Als Ray Raymond 1977 für seine Frau Unterwäsche in San Francisco kaufen wollte, trugen die Männer noch gerippt und die Frauen eher züchtig. Der Kauf für seine Frau war ihm unangenehm, zu unpersönlich. Also gründete er kurzerhand selbst ein Geschäft, in dem sich auch Männer wohlfühlten - und das nicht nur wegen der Auslage. Auch Einrichtung und Beratung sollten ansprechend sein. Dass aus dem kleinen Geschäft mal eine Kette mit knapp 1000 Filialen werden würde, hat Raymond aber wohl nicht geahnt. Andernfalls hätte er seine Läden wohl nicht für angeblich rund eine Million Dollar nach wenigen Jahren verkauft.

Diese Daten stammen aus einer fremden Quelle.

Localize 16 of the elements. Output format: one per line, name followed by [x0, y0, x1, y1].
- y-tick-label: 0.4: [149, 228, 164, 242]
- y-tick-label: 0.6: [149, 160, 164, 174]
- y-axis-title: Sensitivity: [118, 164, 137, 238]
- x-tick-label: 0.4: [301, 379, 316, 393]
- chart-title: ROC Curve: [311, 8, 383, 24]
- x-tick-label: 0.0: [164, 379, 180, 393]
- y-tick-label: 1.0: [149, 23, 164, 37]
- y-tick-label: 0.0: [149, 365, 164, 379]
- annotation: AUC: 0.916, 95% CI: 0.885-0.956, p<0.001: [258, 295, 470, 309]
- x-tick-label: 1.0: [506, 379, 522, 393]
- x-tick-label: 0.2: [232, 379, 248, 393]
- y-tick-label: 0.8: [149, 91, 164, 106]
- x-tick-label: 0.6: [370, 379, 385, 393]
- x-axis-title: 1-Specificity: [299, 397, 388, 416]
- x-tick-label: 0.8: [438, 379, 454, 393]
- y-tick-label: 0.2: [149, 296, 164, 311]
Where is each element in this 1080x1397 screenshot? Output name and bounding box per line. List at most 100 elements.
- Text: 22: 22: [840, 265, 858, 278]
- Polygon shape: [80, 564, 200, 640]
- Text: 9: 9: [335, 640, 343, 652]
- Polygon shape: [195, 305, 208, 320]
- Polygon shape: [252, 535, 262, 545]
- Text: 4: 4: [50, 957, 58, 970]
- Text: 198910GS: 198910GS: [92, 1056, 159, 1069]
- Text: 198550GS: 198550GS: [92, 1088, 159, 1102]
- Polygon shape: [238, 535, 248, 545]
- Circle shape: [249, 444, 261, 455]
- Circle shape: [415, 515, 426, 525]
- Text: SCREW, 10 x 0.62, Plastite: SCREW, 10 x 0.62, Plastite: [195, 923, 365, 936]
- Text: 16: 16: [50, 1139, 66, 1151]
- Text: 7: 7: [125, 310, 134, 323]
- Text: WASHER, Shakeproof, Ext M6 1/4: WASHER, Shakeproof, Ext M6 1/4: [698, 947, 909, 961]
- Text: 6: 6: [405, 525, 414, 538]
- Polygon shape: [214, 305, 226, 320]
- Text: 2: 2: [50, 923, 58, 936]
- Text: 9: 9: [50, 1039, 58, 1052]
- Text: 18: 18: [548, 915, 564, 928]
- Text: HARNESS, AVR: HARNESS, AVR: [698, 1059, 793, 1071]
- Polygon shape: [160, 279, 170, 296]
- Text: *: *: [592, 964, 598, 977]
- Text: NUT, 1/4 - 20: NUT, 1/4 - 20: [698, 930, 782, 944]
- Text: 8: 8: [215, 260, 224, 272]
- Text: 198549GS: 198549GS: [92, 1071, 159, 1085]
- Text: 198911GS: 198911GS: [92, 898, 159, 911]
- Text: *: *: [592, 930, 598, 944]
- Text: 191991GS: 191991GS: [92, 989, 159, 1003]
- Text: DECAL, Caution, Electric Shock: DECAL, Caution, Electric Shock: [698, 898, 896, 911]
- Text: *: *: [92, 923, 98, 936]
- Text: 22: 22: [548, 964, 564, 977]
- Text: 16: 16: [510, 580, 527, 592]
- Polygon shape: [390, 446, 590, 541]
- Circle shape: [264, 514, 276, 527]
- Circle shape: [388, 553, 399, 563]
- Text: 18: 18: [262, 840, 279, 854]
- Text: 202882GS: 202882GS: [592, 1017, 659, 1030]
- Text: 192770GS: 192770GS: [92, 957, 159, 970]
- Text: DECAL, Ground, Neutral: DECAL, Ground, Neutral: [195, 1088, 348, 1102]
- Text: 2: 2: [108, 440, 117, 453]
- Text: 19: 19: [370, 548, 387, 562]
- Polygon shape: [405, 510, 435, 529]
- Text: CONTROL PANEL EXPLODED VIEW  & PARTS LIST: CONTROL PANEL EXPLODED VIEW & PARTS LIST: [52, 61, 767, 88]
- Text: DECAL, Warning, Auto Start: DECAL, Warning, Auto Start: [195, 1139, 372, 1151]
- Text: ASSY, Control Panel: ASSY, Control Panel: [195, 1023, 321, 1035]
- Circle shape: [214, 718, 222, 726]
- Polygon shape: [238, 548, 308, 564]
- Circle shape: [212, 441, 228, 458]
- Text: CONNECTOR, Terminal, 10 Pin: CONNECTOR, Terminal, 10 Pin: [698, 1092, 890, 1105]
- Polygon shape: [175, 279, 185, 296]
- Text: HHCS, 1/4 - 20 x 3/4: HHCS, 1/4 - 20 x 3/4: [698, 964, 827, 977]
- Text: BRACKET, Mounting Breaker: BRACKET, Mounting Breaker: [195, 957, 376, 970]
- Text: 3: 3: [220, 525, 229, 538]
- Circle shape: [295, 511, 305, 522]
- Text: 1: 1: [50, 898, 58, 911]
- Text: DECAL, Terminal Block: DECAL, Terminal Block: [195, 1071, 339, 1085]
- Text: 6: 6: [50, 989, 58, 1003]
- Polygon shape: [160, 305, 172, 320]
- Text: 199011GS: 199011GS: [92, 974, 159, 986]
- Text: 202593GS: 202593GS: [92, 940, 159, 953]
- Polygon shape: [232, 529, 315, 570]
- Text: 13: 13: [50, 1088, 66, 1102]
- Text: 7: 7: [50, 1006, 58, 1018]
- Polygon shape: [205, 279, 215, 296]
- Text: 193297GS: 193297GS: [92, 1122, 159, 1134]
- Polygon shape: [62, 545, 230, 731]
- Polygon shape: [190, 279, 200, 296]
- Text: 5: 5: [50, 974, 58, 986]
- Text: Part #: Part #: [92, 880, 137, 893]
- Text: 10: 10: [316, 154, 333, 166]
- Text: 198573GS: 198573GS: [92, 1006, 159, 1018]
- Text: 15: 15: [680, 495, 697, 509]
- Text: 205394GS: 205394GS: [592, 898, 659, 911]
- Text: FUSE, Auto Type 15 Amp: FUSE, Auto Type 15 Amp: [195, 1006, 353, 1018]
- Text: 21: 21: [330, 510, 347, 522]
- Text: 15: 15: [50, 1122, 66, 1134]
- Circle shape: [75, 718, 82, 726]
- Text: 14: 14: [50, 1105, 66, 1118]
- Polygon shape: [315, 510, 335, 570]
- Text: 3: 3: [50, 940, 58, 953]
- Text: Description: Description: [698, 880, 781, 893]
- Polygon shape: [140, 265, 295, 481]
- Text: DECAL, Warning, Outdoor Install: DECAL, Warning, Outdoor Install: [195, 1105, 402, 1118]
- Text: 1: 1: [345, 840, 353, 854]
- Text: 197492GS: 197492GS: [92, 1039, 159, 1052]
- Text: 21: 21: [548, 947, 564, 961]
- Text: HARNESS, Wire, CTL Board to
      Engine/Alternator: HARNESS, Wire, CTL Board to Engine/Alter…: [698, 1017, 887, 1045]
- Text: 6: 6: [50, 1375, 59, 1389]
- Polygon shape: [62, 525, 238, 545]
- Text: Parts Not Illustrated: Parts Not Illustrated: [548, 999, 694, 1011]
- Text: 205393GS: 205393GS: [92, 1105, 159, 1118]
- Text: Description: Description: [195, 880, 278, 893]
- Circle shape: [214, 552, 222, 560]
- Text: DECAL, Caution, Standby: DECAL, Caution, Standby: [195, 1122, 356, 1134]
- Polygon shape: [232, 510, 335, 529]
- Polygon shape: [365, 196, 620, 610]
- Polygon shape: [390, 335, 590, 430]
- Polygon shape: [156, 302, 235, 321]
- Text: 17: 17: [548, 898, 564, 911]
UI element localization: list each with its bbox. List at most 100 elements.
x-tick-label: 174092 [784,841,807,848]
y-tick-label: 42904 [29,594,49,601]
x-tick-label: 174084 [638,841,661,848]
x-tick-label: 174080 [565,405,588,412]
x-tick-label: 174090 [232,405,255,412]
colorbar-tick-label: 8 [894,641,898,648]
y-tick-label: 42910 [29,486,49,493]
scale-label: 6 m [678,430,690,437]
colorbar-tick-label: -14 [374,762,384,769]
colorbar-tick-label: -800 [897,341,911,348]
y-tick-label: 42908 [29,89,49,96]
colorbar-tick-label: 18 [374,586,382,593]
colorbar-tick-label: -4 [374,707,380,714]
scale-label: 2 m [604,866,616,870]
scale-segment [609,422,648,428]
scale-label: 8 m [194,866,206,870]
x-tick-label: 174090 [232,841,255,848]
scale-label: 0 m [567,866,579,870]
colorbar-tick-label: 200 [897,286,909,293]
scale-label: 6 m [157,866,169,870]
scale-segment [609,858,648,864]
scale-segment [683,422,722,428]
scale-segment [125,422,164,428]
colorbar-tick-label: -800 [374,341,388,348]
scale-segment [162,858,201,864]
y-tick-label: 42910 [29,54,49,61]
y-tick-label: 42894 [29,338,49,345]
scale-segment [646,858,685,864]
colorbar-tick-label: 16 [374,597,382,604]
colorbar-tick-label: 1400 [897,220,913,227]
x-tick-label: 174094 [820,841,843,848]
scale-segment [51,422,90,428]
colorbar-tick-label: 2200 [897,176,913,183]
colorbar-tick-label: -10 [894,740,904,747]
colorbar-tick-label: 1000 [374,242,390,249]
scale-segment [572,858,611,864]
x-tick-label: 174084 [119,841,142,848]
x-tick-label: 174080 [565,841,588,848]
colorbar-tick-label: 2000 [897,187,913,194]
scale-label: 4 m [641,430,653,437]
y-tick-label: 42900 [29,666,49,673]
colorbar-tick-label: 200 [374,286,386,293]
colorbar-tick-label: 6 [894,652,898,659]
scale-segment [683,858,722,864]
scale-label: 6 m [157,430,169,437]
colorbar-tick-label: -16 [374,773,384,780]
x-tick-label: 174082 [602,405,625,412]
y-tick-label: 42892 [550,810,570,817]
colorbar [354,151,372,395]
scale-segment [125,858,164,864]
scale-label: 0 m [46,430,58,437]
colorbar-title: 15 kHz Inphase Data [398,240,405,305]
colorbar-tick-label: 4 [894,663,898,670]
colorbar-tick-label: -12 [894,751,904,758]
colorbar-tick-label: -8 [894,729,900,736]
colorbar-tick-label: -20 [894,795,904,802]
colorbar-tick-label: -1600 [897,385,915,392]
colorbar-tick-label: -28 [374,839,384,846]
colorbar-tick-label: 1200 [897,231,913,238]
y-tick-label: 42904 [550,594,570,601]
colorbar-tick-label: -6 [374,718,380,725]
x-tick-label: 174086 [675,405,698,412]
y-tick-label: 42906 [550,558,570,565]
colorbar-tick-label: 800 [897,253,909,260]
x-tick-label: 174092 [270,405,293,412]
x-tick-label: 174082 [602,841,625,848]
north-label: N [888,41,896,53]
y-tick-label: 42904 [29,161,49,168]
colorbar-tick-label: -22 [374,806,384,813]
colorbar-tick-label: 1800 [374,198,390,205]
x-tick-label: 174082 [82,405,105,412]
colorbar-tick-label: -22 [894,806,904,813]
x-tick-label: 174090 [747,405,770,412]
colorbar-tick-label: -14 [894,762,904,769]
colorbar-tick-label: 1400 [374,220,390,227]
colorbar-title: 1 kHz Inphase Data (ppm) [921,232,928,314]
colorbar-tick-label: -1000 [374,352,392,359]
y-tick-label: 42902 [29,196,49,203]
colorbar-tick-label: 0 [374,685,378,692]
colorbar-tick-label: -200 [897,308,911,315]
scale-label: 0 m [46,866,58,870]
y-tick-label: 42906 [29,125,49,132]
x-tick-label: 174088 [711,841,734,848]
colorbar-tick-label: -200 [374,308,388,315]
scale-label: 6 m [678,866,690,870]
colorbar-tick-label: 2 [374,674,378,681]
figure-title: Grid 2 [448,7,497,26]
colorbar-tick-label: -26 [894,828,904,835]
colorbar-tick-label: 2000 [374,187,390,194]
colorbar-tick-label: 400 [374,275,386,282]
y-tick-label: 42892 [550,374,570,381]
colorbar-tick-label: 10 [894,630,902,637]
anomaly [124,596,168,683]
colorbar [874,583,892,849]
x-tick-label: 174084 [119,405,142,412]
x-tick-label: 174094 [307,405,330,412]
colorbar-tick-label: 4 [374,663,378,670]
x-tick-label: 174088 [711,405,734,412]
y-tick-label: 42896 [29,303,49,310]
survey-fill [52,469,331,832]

Heute ist die Marke, die zur Unternehmensgruppe L Brands gehört, ein Vielfaches wert. Denn die Geschäfte laufen gut. Allein in den vergagenen drei Monaten wurden Push-ups, Strings und Co. im Wert von rund 1,6 Milliarden Dollar umgesetzt. Der Umsatz ist im Vergleich zum Vorjahr deutlich gestiegen. Nicht nur die Unterwäsche, auch die Papiere ( wenn auch vom Mutterkonzern) sind beliebt. An der Börse stieg der Aktienkurs des Unternehmens innerhalb der vergangenen zwölf Monate um 44 Prozent auf aktuell knapp 93 Dollar.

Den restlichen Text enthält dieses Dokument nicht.